We need a data catalog for data quality monitoring to get relations between tables and understand the flow of data with the help of data lineage.

Features of Data Catalog:

Search and Discovery.
Business Glossary.
Low Data Integration Costs.
Faster Access to Fresh Data
Data Quality Monitoring
Data Lineage
Important Features of Data Catalog
Governance
Data governance is a set of standards, policies, and processes to store, manage and collect data for better decision-making. Without governance, organizations cannot ensure the integrity, relevance, security, availability, and usability of the organization’s data.
There are no set rules or checklists you need to follow to create strong data governance.

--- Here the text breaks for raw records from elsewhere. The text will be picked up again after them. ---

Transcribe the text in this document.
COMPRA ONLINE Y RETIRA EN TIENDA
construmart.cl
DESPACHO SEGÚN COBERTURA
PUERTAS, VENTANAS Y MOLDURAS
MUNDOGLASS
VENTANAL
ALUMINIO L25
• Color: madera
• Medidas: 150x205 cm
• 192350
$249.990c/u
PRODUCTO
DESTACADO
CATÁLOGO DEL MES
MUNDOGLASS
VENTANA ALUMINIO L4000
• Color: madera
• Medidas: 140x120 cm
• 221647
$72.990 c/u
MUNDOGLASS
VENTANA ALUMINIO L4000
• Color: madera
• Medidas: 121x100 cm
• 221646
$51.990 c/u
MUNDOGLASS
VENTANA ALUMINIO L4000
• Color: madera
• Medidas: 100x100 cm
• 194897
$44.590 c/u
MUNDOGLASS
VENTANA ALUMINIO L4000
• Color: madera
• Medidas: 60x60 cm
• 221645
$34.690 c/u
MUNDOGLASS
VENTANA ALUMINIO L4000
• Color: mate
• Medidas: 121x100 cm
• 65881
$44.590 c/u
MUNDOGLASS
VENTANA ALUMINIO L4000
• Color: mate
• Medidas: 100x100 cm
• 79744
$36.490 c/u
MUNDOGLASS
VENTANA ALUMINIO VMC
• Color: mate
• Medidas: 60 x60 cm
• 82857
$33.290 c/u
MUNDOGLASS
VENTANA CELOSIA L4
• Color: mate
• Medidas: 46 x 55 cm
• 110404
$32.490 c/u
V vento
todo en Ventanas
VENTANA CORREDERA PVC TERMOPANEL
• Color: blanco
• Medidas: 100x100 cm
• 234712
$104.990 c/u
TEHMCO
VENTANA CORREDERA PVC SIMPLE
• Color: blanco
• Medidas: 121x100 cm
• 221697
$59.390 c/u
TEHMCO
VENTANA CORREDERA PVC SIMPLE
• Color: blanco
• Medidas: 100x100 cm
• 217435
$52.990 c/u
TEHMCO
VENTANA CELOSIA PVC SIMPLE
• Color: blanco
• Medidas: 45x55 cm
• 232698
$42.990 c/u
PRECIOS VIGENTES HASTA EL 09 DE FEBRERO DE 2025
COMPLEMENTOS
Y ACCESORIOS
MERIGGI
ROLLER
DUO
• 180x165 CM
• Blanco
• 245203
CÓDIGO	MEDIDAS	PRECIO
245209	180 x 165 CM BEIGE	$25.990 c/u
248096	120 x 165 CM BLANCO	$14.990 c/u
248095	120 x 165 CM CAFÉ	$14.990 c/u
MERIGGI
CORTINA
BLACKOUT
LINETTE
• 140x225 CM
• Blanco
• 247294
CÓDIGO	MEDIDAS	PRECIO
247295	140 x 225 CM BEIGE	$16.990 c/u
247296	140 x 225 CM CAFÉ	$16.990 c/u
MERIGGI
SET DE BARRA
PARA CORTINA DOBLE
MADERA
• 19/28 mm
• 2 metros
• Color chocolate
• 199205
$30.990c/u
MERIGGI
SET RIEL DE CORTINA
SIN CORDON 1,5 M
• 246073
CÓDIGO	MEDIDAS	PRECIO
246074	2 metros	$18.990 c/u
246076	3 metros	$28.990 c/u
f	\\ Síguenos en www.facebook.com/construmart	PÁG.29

Each organization will have a different strategy to create its data governance which will depend on the organization's work and data. For example, an organization that deals with banking information will have to conform to its data access and retention policies as per financial regulations.
Data Governance defines how data is used by your organization. It isn't just about compliance, nor should it just be a headache for your IT teams. So, finding the right balance between data democratization and data governance can help create a strong, sustainable data culture in your organization.
Data governance matters because it helps companies answer critical questions like:
How do you store data assets?
Which assets are more valuable?
What are the relationships between various assets?
What is the monetary value of assets?
How can we protect and reuse assets?
Who has access to which asset?
And for any data to comply with regulatory standards, it must :
Facilitate lineage tracking back to the source
Record metadata along with its context in a data dictionary or a catalog
Ensure data quality monitoring and reporting
Create, enforce, and document access policies
Lineage
Data lineage reveals the evolution of data through its lifecycle - where data has come from and how it is enriched. It traces back the sources from where the data was derived and the transformational steps it went through.
The main objective of a good data lineage is to make it easy to track the data’s origins. It should give the list of changes data went through and the name of the tables from which the data originated. A clear visual flow and contextual information for each step help the user understand the entire data process from source to destination.
Most importantly, for all kinds of data users (not just the IT team) - a good data lineage should become the go-to place to learn about an organization’s data. Hence, it should be easy to access and navigate. This makes troubleshooting quicker and checking for data quality easier. It is also essential for meeting regulatory requirements for the traceability of calculations and data preparation. As such, it should be considered an essential part of any data catalog solution.
Benefits of implementing data lineage in your organization:
Spot data quality errors.
Identify the root cause of issues.
See the impact of any changes.
Easier auditing and documentation
Better data governance
Metadata Catalog
A metadata catalog is a collection of all the data about your data. Metadata includes details such as the data source, origin, owner, and other attributes of a data set. A truly powerful metadata catalog will help you in creating a central repository for all your data and metadata - including the quality, structure, definitions, and usage of the data.
In a good data catalog, you can freely add additional metadata, and tag your terms with things like a data category (e.g., sensitive, GDPR, PII related, track business owners) and any other important information. They also enable the management of any kind of metadata, not only about data but also about things like reports, APIs, servers, or anything else in your landscape.
It is essential to support custom metadata attributes that enrich data sets with them; these could be attributes like “department,” “business,” “data steward,” “ dataset,” or anything that makes sense for your organization.
A checklist of things you need to implement to ace your metadata catalog needs:
Understand the fine print and quality of your data.
Data dictionary
Quality reports
Metadata management
Crowdsource your metadata catalog.
Data annotations
User-generated ratings
Data tags
Get critical business context on your data.
READMEs
Metadata repository
Business Glossary
Search through petabytes of data.
Data filtering
Powerful search
Profiling
A data profiler, after analyzing your uploaded data, generates information about data patterns, numeric statistics, data domains, dependencies, relationships, and anomalies. Companies can then use this information to evaluate their data sets (or even single columns within the set through column profiling) and proceed with the data initiative at hand.
Data Profiler provides essential information about any dataset or data source so anyone can benefit from its implementation. Whether it’s simple data analysis or something complex like building a data quality program, a data migration, designing or reviewing architecture, or creating a master model.
From data profiling, you can get:
Data Set Overview
Basic Data quality information
Data formats and data patterns
Frequency analysis
Data domains or custom data tags
Data Catalog Integration support:
Native integration support is one of the primary things to consider before choosing a Data Catalog tool. A data catalog tool may offer the following categories of native integrations:
Data Warehouses - Snowflake, Databricks, Google Big Query, Aws Redshift, Azure Synapse, etc.
BI/Visualization tools - Tableau, Looker, PowerBI, etc.,
Data lakes - Cloud storages etc.
Databases - Relational/Non-Relational/Graph
Messaging/Streaming services - Kafka etc.
JDBC/ODBC support
Deployment
Data catalogs can be natively embedded within a data or analytics platform, or they can exist as standalone entities. Some standalone data catalogs are able to be embedded with an API for a more cohesive user experience.